Leon wrote:
I hope the OpenSSL maintainers heard this cry (even if it is a small
cry) and will at some point decide to use a better method than select.

This got patched in CVS yesterday for Linux.


David Schwartz wrote:
        A patch to use 'poll' instead of 'select' where it's available would be 
a
very good idea. Using 'select' to check readiness of a single descriptor
that you just opened is about the worst-case scenario for 'select' (because
it has to scan through all the unset bits on each set). Using 'poll' is far
more efficient for a single descriptor since no scanning is needed.

The performance of finding the first set bit from a 128byte block of data really isn't that bad inside the kernel. Faster than a strcpy() of a 128byte string I'd say, as there is no memory writing going on.

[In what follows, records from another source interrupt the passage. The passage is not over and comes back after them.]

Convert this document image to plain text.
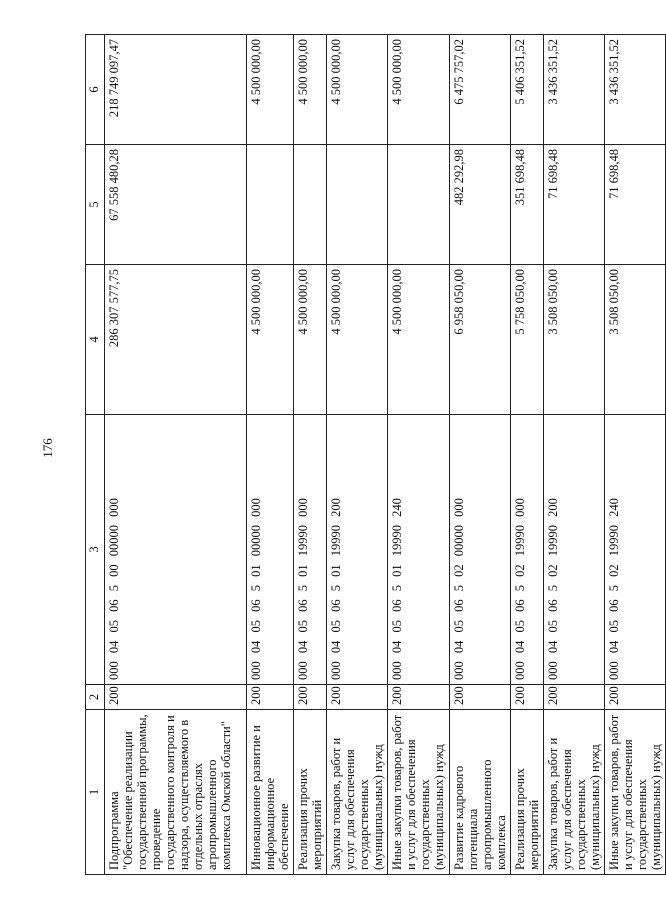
176
1	2	3	4	5	6
Подпрограмма "Обеспечение реализации государственной программы, проведение государственного контроля и надзора, осуществляемого в отдельных отраслях агропромышленного комплекса Омской области"	200	000 04 05 06 5 00 00000 000	286 307 577,75	67 558 480,28	218 749 097,47
Инновационное развитие и информационное обеспечение	200	000 04 05 06 5 01 00000 000	4 500 000,00		4 500 000,00
Реализация прочих мероприятий	200	000 04 05 06 5 01 19990 000	4 500 000,00		4 500 000,00
Закупка товаров, работ и услуг для обеспечения государственных (муниципальных) нужд	200	000 04 05 06 5 01 19990 200	4 500 000,00		4 500 000,00
Иные закупки товаров, работ и услуг для обеспечения государственных (муниципальных) нужд	200	000 04 05 06 5 01 19990 240	4 500 000,00		4 500 000,00
Развитие кадрового потенциала агропромышленного комплекса	200	000 04 05 06 5 02 00000 000	6 958 050,00	482 292,98	6 475 757,02
Реализация прочих мероприятий	200	000 04 05 06 5 02 19990 000	5 758 050,00	351 698,48	5 406 351,52
Закупка товаров, работ и услуг для обеспечения государственных (муниципальных) нужд	200	000 04 05 06 5 02 19990 200	3 508 050,00	71 698,48	3 436 351,52
Иные закупки товаров, работ и услуг для обеспечения государственных (муниципальных) нужд	200	000 04 05 06 5 02 19990 240	3 508 050,00	71 698,48	3 436 351,52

Its also probably still in CPU the cache as your just did FD_ZERO()/FD_SET() on it.

A number of CPUs support assembly instructions to facilitate it and operate on 32bit/64bit slices. How would file system free block bitmaps get on is there was something really bad about it.

linux/include/asm-i386/bitops.h: find_first_bit() uses i386 BSF.

Its probably not used in the kernel for the select() syscall as its converted to poll() and I guess for most general usage of select on many fds there are more bits set than not set in the range provided.